In January 2006 Mitsubishi Heavy Industries announced the completion of the replacement of the internal structure of the No.1 reactor. It was the world's first all-in-one-piece extraction and replacement of the core internals of a PWR reactor. The upper and lower internals of the reactor were replaced in order to accommodate more control rods and allow for higher fuel burnup.

In 2010, a partial MOX fuel core was loaded into the No.3 reactor for the cycle beginning 24 February 2010.

===Maintenance in 2011===
On Sunday 4 September reactor no. 1 was shut down for regular inspections. These check-ups would last at least three months. At that time reactor No.3 was also shut down, although the normal inspections were long time finished before September. To resume operation, a stress test was required for all suspended reactors by the government, after the accidents in Fukushima. The Ehime prefectural government said it would decide whether to approve the resumption of operations after the results of the safety test came out. The Shikoku Electric Power Company said that if the No. 3 reactor did not resume operations, power supplies would be very tight in winter when electricity demand would be high. It was considered to restart a thermal power-plant which had been long out of use.

===Nuclear evacuation drill held in 2012===
In February 2012 an evacuation drill was held in the prefecture Ehime and Shimane. The drill was done to mimic the situation of a reactor cooling failure after a huge earthquake. The evacuation-zones were expanded from 10 to 30 kilometers after the disaster in Fukushima Daiichi nuclear power plant. In this evacuation drill some 10.000 people were taken out of the area round the nuclear power plant, with buses, helicopters and boats of the Maritime Self-Defense Force. The residents in the town of Ikata, commanded by disaster announcements on the radio to gather at a junior high school. From there they were taken by buses to a shelter some 50 kilometers further. This drill was the first executed on this scale, and it was also the first time that so many people were evacuated out from their town.

===Unit 3 restart in 2016===
On 19 April 2016, unit 3 received from NRA the final approval to restarting. On 27 June, Shikoku Electric completed loading 157 fuel assemblies, of which 16 uranium-plutonium mixed oxide (MOX). Unit 3 achieved criticality on 13 August and resumed commercial service on 7 September.

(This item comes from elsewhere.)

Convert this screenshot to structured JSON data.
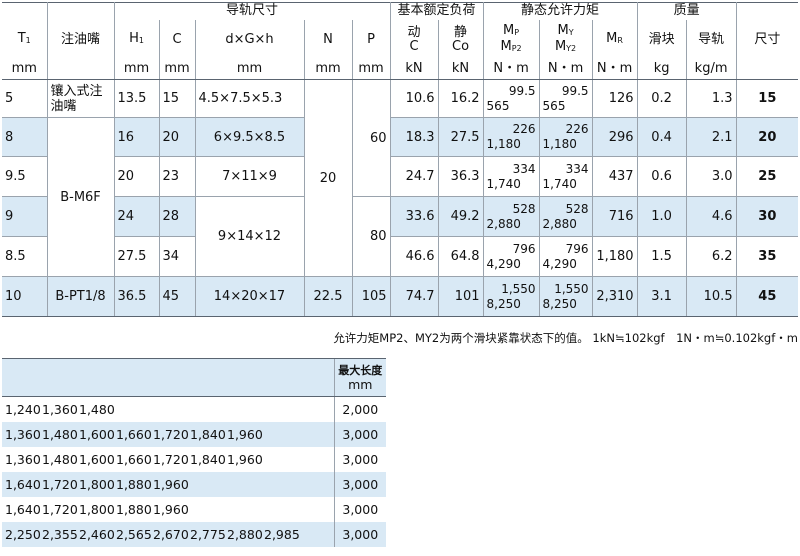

However, on 13 December 2017 the Hiroshima High Court revoked the lower court decision, ordering the close of the unit until the end of September 2018. Shikoku Electric plans to appeal. The dispute centres on the evaluation of earthquake risk under the stricter post Fukushima regulations. In January 2020 the High Court passed a further injunction against the operation of unit 3, again in part because an active fault nearby could not be ruled out as a full geological survey of the area had not been conducted.

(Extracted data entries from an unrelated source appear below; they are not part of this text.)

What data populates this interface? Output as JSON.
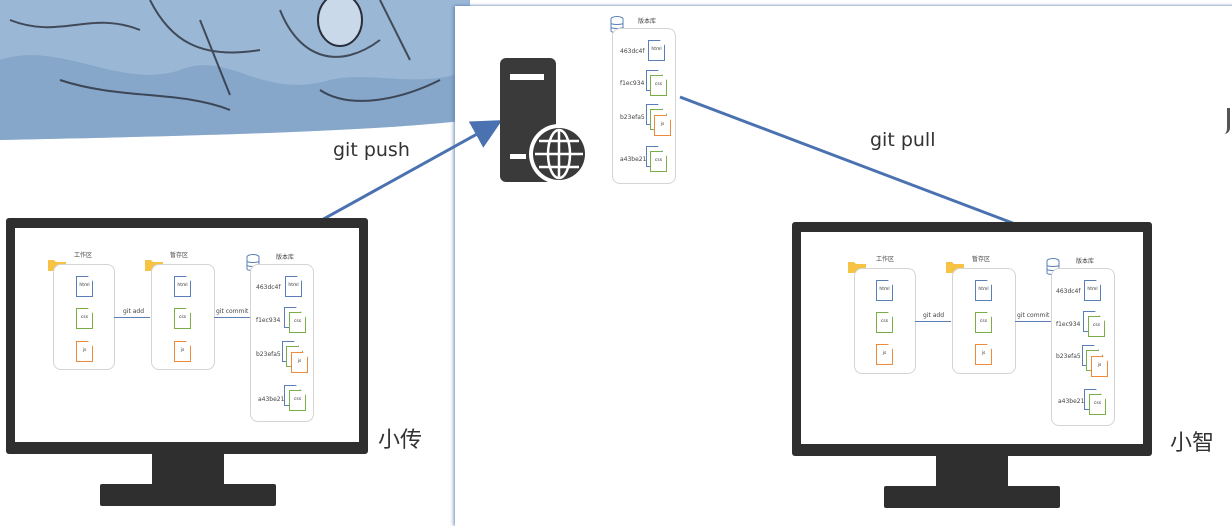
{
  "arrows": {
    "push_label": "git push",
    "pull_label": "git pull"
  },
  "users": {
    "left_name": "小传",
    "right_name": "小智"
  },
  "server_repo": {
    "title": "版本库",
    "commits": [
      "463dc4f",
      "f1ec934",
      "b23efa5",
      "a43be21"
    ]
  },
  "diagram": {
    "workspace": "工作区",
    "staging": "暂存区",
    "repo": "版本库",
    "git_add": "git add",
    "git_commit": "git commit",
    "files": {
      "html": "html",
      "css": "css",
      "js": "js"
    },
    "commits": [
      "463dc4f",
      "f1ec934",
      "b23efa5",
      "a43be21"
    ]
  },
  "colors": {
    "arrow": "#4a72b0",
    "monitor": "#2f2f2f",
    "doc_blue": "#5a7fb8",
    "doc_green": "#7bae47",
    "doc_orange": "#ee8a3b",
    "folder": "#f6c344"
  }
}
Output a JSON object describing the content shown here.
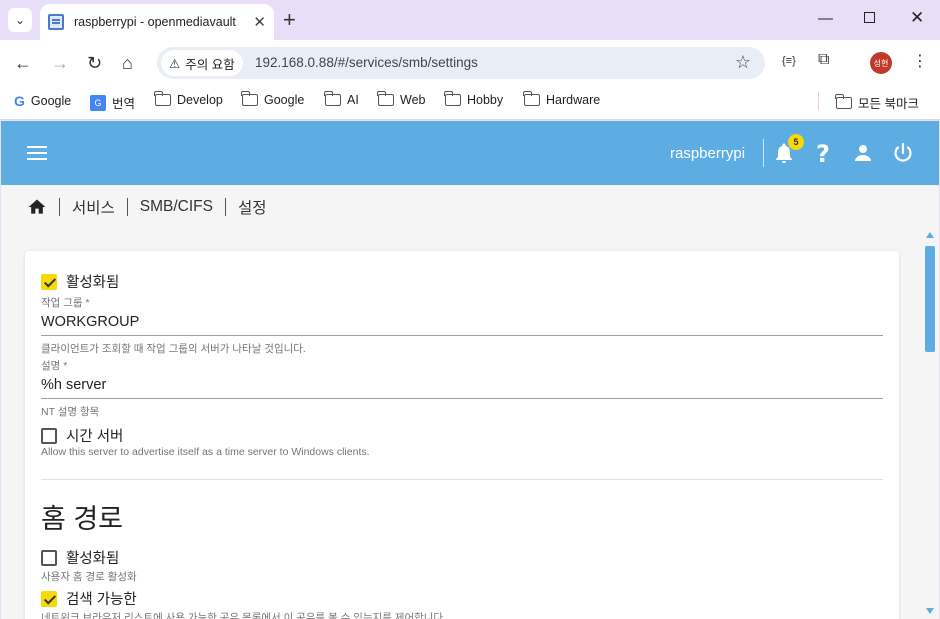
{
  "browser": {
    "tab_title": "raspberrypi - openmediavault",
    "security_chip": "주의 요함",
    "url": "192.168.0.88/#/services/smb/settings",
    "profile_initials": "성현",
    "bookmarks": [
      {
        "label": "Google",
        "icon": "google-icon"
      },
      {
        "label": "번역",
        "icon": "translate-icon"
      },
      {
        "label": "Develop",
        "icon": "folder-icon"
      },
      {
        "label": "Google",
        "icon": "folder-icon"
      },
      {
        "label": "AI",
        "icon": "folder-icon"
      },
      {
        "label": "Web",
        "icon": "folder-icon"
      },
      {
        "label": "Hobby",
        "icon": "folder-icon"
      },
      {
        "label": "Hardware",
        "icon": "folder-icon"
      }
    ],
    "all_bookmarks": "모든 북마크"
  },
  "header": {
    "hostname": "raspberrypi",
    "notification_count": "5",
    "color": "#5dade2"
  },
  "breadcrumb": [
    "서비스",
    "SMB/CIFS",
    "설정"
  ],
  "form": {
    "enabled_label": "활성화됨",
    "workgroup": {
      "label": "작업 그룹 *",
      "value": "WORKGROUP",
      "hint": "클라이언트가 조회할 때 작업 그룹의 서버가 나타날 것입니다."
    },
    "description": {
      "label": "설명 *",
      "value": "%h server",
      "hint": "NT 설명 항목"
    },
    "time_server": {
      "label": "시간 서버",
      "hint": "Allow this server to advertise itself as a time server to Windows clients."
    },
    "home_section": {
      "title": "홈 경로",
      "enabled_label": "활성화됨",
      "enabled_hint": "사용자 홈 경로 활성화",
      "browseable_label": "검색 가능한",
      "browseable_hint": "네트워크 브라우저 리스트에 사용 가능한 공유 목록에서 이 공유를 볼 수 있는지를 제어합니다."
    }
  },
  "accent_color": "#f5d90a"
}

===Unit 3 restart in 2021===
In March 2021, the Hiroshima High Court revoked the injunction, following an appeal by the plant operator, clearing it to resume operations. The court said residents bear the burden of proof for risks posed by the nuclear plant. The plant operator then planned to restart the reactor in October. Unit 3 was eventually restarted on 2 December 2021.

==In popular culture==

A screenshot of Godzilla approaching Ikata Nuclear Power Plant in the 1995 film Godzilla vs. Destoroyah.

In the film Godzilla vs. Destoroyah (1995), Godzilla, suffering from nuclear meltdown, approached the nuclear plant for energy, emerging from below the surface of the Bungo Channel. The Japan Self Defense Forces are deployed to stall Godzilla and defend the facility, fearing that a direct attack against him could cause a nuclear explosion and destroy the planet. Thankfully, the Super X-III aircraft comes to the rescue and temporarily freezes Godzilla before he can begin attacking the power plant.